SERAMBINEWS.COM - Media Korea Selatan (Korsel), Munhwa Broadcasting Corporation (MBC) pada Rabu (6/5/2020) memberitakan praktek eksploitasi terhadap sejumlah anak buah kapal (ABK) Indonesia yang bekerja di sebuah kapal ikan milik Cina.
Stasiun televisi tersebut bahkan menyebut bahwa kondisi lingkungan kerja para WNI di atas kapal bak perbudakan.
Dalam cuplikan pemberitaan MBC, sejumlah ABK mengaku harus bekerja hingga 30 jam berdiri atau selama seharian lebih untuk menangkap ikan.

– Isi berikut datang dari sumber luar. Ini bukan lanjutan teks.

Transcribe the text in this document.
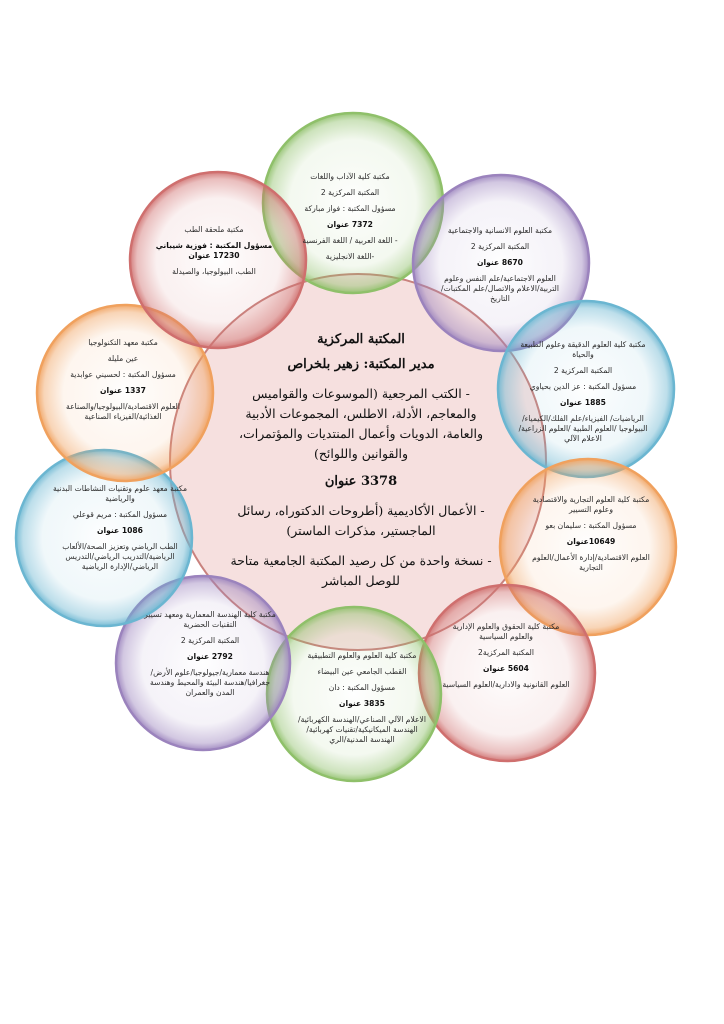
المكتبة المركزية
مدير المكتبة: زهير بلخراص
- الكتب المرجعية (الموسوعات والقواميس والمعاجم، الأدلة، الاطلس، المجموعات الأدبية والعامة، الدويات وأعمال المنتديات والمؤتمرات، والقوانين واللوائح)
3378 عنوان
- الأعمال الأكاديمية (أطروحات الدكتوراه، رسائل الماجستير، مذكرات الماستر)
- نسخة واحدة من كل رصيد المكتبة الجامعية متاحة للوصل المباشر
مكتبة كلية الآداب واللغات
المكتبة المركزية 2
مسؤول المكتبة : فواز مباركة
7372 عنوان
- اللغة العربية / اللغة الفرنسية
-اللغة الانجليزية
مكتبة العلوم الانسانية والاجتماعية
المكتبة المركزية 2
8670 عنوان
العلوم الاجتماعية/علم النفس وعلوم التربية/الاعلام والاتصال/علم المكتبات/التاريخ
مكتبة كلية العلوم الدقيقة وعلوم الطبيعة والحياة
المكتبة المركزية 2
مسؤول المكتبة : عز الدين بحياوي
1885 عنوان
الرياضيات/ الفيزياء/علم الفلك/الكيمياء/البيولوجيا /العلوم الطبية /العلوم الزراعية/الاعلام الآلي
مكتبة كلية العلوم التجارية والاقتصادية وعلوم التسيير
مسؤول المكتبة : سليمان بعو
10649عنوان
العلوم الاقتصادية/إدارة الأعمال/العلوم التجارية
مكتبة كلية الحقوق والعلوم الإدارية والعلوم السياسية
المكتبة المركزية2
5604 عنوان
العلوم القانونية والادارية/العلوم السياسية
مكتبة كلية العلوم والعلوم التطبيقية
القطب الجامعي عين البيضاء
مسؤول المكتبة : دان
3835 عنوان
الاعلام الآلي الصناعي/الهندسة الكهربائية/الهندسة الميكانيكية/تقنيات كهربائية/الهندسة المدنية/الري
مكتبة كلية الهندسة المعمارية ومعهد تسيير التقنيات الحضرية
المكتبة المركزية 2
2792 عنوان
هندسة معمارية/جيولوجيا/علوم الأرض/جغرافيا/هندسة البيئة والمحيط وهندسة المدن والعمران
مكتبة معهد علوم وتقنيات النشاطات البدنية والرياضية
مسؤول المكتبة : مريم قوعلي
1086 عنوان
الطب الرياضي وتعزيز الصحة/الألعاب الرياضية/التدريب الرياضي/التدريس الرياضي/الإدارة الرياضية
مكتبة معهد التكنولوجيا
عين مليلة
مسؤول المكتبة : لحسيني عوابدية
1337 عنوان
العلوم الاقتصادية/البيولوجيا/والصناعة الغذائية/الفيزياء الصناعية
مكتبة ملحقة الطب
مسؤول المكتبة : فوزية شيباني 17230 عنوان
الطب، البيولوجيا، والصيدلة
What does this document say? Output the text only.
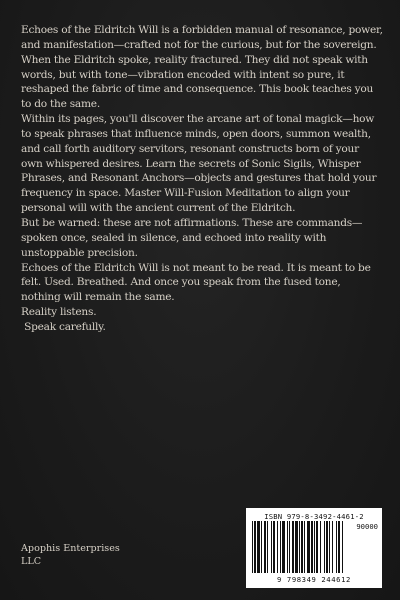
Echoes of the Eldritch Will is a forbidden manual of resonance, power, and manifestation—crafted not for the curious, but for the sovereign. When the Eldritch spoke, reality fractured. They did not speak with words, but with tone—vibration encoded with intent so pure, it reshaped the fabric of time and consequence. This book teaches you to do the same.

Within its pages, you'll discover the arcane art of tonal magick—how to speak phrases that influence minds, open doors, summon wealth, and call forth auditory servitors, resonant constructs born of your own whispered desires. Learn the secrets of Sonic Sigils, Whisper Phrases, and Resonant Anchors—objects and gestures that hold your frequency in space. Master Will-Fusion Meditation to align your personal will with the ancient current of the Eldritch.

But be warned: these are not affirmations. These are commands—spoken once, sealed in silence, and echoed into reality with unstoppable precision.

Echoes of the Eldritch Will is not meant to be read. It is meant to be felt. Used. Breathed. And once you speak from the fused tone, nothing will remain the same.

Reality listens.

Speak carefully.

Apophis Enterprises
LLC
ISBN 979-8-3492-4461-2
90000
9 798349 244612
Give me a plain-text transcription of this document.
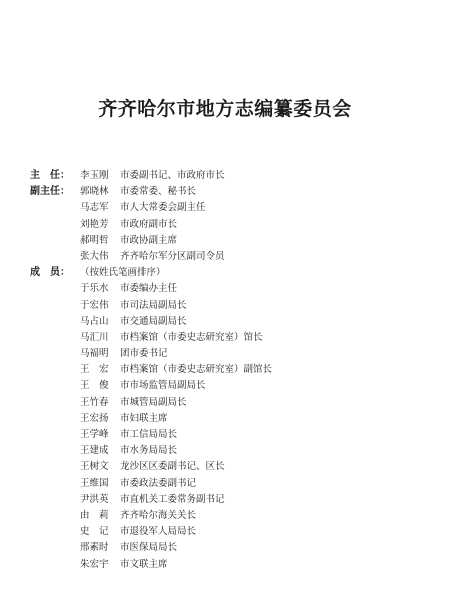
齐齐哈尔市地方志编纂委员会
主　任：	李玉刚	市委副书记、市政府市长
副主任：	郭晓林	市委常委、秘书长
马志军	市人大常委会副主任
刘艳芳	市政府副市长
郝明哲	市政协副主席
张大伟	齐齐哈尔军分区副司令员
成　员：	（按姓氏笔画排序）
于乐水	市委编办主任
于宏伟	市司法局副局长
马占山	市交通局副局长
马汇川	市档案馆（市委史志研究室）馆长
马福明	团市委书记
王　宏	市档案馆（市委史志研究室）副馆长
王　俊	市市场监管局副局长
王竹春	市城管局副局长
王宏扬	市妇联主席
王学峰	市工信局局长
王建成	市水务局局长
王树文	龙沙区区委副书记、区长
王维国	市委政法委副书记
尹洪英	市直机关工委常务副书记
由　莉	齐齐哈尔海关关长
史　记	市退役军人局局长
邢素时	市医保局局长
朱宏宇	市文联主席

Terlebih, waktu istirahat yang diberikan pun sangat minim.
Mereka mengaku hanya diberikan waktu istirahat setiap 6 jam sekali, tepatnya saat jam istirahat.
Dengan jam kerja yang tak manusiawi dan berisiko tinggi, mengapa para ABK tergiur bekerja di atas kapal Cina?
Ternyata, gaji tinggi dan minimnya pekerjaan di dalam negeri yang mendorong orang mendaftar sebagai ABK di kapal-kapal ikan asing.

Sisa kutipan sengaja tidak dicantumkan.